Published in the medical journal Nature, the study examined patients with advanced lung and skin cancer receiving a type of immunotherapy known as a checkpoint inhibitor, which helps the immune system switch on, recognise, and attack cancer cells. The study discovered the mRNA Covid jab assisted the immune system in recognising and attacking the cells.

Scientists from the University of Florida and the University of Texas MD Anderson Cancer Center observed that more large-scale studies need to be conducted to confirm their observational findings, but stressed that this could “revolutionise” cancer care.

Co-senior author and UF Health paediatric oncologist Elias Sayour said: “The implications are extraordinary – this could revolutionise the entire field of oncologic care.

“We could design an even better nonspecific vaccine to mobilise and reset the immune response in a way that could essentially be a universal, off-the-shelf cancer vaccine for all cancer patients.

“One of the mechanisms for how this works is when you give an mRNA vaccine, that acts as a flare that starts moving all of these immune cells from bad areas like the tumour to good areas like the lymph nodes.

“If this can double what we’re achieving currently, or even incrementally – five per cent, 10 per cent – that means a lot to those patients, especially if this can be leveraged across different cancers for different patients.”

The research analysed data from 180 advanced lung cancer patients who were given a COVID jab within a 100-day window before or after beginning immunotherapy treatment, alongside 704 patients receiving identical cancer care but without the vaccination.

Patients who received the jab nearly doubled their survival period, extending from a median of 20.6 months to 37.3 months.

The research also examined metastatic melanoma sufferers, with 43 receiving a vaccination within 100 days of commencing immunotherapy, while 167 patients did not. Those who were vaccinated extended their median survival from 26.7 months to between 30 and 40 months.

At the time data was gathered for the research, some participants remained alive, suggesting the vaccine’s impact could be even more powerful than the study’s recorded outcomes indicate.
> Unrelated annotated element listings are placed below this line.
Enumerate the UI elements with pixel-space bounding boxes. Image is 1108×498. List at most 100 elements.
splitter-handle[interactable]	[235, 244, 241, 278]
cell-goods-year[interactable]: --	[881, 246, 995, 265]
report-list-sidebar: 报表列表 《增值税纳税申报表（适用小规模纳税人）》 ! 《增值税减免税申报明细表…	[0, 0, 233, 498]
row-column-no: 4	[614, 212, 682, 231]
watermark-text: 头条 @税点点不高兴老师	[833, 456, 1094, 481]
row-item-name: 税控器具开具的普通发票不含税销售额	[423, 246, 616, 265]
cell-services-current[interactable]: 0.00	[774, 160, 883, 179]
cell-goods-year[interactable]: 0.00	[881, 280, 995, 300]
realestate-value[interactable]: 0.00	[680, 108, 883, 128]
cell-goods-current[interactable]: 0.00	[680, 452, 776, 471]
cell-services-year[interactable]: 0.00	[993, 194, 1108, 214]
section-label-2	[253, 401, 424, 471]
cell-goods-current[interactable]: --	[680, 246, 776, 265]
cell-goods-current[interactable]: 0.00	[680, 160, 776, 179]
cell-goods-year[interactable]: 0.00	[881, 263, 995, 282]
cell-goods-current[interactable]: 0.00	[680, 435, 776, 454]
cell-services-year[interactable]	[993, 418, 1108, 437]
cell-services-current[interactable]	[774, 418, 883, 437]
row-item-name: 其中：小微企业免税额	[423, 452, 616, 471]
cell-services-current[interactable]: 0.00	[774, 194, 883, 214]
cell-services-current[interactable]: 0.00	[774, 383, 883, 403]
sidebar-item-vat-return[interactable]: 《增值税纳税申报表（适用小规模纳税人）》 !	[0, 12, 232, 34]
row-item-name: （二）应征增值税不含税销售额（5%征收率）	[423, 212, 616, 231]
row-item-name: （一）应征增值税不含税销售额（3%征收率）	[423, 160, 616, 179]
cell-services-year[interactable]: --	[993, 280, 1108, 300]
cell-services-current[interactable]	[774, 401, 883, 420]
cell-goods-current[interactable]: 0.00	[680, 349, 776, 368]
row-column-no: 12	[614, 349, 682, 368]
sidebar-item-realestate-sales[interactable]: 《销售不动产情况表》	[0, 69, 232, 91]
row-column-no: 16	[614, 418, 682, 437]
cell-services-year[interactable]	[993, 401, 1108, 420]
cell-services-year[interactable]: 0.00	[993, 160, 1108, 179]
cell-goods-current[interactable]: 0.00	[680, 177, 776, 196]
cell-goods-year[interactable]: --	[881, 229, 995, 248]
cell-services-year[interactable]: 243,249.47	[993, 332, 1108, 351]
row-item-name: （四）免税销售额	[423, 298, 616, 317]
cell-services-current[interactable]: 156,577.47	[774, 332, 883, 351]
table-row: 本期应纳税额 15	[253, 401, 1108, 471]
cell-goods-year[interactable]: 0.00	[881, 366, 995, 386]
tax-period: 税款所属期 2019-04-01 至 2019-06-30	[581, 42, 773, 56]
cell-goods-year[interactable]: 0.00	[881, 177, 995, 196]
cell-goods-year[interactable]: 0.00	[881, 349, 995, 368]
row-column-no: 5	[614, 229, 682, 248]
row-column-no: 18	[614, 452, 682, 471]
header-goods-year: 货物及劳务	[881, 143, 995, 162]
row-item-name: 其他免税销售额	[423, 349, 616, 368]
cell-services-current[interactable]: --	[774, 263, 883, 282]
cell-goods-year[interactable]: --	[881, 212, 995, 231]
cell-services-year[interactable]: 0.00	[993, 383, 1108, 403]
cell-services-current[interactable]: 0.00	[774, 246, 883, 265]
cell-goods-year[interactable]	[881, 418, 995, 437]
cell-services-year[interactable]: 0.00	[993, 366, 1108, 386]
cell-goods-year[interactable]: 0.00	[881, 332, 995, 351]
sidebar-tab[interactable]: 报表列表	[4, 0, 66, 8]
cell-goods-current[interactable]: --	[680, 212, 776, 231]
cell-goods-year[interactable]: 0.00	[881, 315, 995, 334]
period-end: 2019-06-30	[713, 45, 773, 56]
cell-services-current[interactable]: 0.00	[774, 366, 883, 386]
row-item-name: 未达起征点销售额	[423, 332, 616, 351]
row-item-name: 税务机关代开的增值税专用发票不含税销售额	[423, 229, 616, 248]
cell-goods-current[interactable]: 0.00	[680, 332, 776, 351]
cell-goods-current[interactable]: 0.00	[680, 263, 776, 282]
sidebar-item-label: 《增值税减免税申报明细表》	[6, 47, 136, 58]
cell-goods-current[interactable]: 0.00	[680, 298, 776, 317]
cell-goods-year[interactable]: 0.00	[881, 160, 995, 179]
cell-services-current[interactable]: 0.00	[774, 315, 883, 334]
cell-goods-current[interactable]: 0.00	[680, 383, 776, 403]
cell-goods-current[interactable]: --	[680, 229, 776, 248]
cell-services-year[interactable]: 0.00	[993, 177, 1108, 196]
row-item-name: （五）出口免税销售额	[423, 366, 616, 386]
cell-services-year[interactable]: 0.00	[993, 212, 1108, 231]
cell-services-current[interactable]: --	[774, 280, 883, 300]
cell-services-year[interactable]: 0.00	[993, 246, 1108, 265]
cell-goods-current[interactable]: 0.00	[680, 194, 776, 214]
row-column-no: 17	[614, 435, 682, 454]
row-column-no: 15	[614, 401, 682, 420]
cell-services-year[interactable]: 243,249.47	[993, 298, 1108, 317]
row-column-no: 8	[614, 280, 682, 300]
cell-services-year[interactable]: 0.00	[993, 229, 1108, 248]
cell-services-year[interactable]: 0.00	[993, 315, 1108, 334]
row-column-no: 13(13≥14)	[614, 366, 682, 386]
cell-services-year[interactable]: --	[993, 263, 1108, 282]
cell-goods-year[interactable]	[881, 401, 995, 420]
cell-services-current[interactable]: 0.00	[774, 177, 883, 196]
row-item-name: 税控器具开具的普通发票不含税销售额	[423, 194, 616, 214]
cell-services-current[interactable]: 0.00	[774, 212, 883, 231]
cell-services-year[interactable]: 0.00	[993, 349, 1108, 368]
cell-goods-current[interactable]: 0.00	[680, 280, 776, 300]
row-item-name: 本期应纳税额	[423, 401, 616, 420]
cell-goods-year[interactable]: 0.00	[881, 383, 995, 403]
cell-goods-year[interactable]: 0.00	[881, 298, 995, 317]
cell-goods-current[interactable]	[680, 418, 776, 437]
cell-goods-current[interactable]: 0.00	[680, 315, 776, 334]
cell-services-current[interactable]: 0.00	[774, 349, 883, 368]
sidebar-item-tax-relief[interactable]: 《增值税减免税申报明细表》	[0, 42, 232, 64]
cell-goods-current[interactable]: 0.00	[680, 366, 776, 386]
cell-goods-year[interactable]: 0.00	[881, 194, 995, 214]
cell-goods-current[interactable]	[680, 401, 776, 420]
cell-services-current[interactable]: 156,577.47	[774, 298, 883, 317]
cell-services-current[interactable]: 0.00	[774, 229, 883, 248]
Should future research validate these discoveries, it might become feasible to develop a universal vaccination for advanced cancer sufferers using these findings.
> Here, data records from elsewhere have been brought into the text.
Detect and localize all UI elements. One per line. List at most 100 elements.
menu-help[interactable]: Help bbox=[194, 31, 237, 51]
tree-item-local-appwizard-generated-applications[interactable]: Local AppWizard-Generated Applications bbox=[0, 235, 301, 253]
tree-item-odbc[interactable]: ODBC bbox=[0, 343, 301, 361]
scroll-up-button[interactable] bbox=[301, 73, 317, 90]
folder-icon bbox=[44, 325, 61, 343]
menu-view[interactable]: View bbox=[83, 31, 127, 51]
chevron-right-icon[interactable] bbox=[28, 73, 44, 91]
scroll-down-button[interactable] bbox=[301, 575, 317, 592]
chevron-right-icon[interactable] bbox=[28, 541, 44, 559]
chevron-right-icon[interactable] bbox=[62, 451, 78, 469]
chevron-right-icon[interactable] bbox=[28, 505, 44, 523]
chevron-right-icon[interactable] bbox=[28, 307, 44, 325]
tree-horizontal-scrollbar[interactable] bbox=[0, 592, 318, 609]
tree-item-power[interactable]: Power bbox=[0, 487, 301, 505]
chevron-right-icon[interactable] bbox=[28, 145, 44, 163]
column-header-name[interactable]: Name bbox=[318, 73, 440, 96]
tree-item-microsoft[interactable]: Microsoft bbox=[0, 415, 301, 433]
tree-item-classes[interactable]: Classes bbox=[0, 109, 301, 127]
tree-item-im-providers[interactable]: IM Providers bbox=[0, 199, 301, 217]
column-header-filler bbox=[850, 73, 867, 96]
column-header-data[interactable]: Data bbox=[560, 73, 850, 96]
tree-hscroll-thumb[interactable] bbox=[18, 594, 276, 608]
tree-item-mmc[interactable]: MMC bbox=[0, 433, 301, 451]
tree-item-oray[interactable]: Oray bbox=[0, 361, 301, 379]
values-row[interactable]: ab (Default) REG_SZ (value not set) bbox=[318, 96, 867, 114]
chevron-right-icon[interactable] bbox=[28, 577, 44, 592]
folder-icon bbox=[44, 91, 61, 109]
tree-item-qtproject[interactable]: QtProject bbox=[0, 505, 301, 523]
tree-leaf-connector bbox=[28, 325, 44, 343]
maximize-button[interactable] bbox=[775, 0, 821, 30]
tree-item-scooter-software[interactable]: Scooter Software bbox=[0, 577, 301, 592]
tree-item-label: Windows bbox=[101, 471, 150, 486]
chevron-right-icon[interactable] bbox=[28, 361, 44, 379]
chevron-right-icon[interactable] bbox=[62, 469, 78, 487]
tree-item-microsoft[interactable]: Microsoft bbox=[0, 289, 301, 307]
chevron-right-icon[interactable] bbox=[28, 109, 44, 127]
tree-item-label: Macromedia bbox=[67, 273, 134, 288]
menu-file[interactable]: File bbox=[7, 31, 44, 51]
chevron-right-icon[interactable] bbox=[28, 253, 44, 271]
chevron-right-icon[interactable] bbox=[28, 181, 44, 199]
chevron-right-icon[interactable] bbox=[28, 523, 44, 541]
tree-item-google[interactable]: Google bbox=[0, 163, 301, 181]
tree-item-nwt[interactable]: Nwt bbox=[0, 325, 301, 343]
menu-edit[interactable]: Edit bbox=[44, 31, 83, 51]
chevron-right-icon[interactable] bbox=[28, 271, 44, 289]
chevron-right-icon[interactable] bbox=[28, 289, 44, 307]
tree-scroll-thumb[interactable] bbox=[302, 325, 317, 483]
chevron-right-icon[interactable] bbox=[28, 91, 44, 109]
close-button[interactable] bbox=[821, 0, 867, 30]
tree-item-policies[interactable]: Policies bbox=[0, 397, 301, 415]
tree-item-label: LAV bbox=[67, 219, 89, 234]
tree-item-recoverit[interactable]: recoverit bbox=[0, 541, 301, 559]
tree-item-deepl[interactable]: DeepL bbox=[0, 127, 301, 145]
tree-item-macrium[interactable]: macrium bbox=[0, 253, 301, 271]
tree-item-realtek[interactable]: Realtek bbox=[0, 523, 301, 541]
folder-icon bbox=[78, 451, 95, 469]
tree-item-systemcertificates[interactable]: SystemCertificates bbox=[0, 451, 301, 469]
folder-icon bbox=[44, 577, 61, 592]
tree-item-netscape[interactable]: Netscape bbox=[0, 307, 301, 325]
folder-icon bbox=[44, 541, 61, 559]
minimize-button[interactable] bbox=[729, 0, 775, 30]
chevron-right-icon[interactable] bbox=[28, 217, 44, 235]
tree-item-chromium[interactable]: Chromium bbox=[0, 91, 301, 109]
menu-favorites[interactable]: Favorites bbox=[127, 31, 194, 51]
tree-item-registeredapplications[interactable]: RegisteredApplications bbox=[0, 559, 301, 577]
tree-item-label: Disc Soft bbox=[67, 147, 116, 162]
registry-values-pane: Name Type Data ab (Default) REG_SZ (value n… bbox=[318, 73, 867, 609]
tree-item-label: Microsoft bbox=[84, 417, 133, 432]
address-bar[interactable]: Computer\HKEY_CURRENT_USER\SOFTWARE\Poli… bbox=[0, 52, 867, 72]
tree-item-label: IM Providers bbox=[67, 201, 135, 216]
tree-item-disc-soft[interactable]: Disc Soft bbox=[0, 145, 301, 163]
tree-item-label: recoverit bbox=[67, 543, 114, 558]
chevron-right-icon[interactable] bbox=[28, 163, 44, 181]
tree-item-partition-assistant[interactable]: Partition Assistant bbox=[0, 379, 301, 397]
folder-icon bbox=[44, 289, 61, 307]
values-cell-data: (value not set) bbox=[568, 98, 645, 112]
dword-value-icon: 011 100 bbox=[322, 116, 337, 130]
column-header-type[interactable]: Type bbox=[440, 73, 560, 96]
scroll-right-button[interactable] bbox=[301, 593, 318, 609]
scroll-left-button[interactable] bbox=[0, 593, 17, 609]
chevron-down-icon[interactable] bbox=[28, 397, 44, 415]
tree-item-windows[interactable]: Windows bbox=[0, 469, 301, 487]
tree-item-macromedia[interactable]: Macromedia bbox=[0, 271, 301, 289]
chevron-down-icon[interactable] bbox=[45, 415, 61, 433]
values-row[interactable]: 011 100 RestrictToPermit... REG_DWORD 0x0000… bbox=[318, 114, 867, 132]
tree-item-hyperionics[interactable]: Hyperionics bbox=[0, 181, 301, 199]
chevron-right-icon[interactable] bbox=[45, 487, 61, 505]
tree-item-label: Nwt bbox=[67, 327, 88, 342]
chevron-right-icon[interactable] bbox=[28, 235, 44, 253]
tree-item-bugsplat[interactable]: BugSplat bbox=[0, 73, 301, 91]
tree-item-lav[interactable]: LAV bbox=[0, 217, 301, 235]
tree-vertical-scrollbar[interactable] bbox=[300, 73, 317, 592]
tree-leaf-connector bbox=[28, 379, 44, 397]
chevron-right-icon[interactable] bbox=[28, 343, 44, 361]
For such patients, it could offer the invaluable gift of additional time. Dr Duane Mitchell, from the UF Clinical and Translational Science Institute, said: “Although not yet proven to be causal, this is the type of treatment benefit that we strive for and hope to see with therapeutic interventions – but rarely do. I think the urgency and importance of doing the confirmatory work can’t be overstated.”

The winter Covid-19 vaccine is currently available on the NHS for people who are aged 75 and over, live in a care home for older adults, or are aged between six months to 74 years and have a weakened immune system because of a health condition or treatment.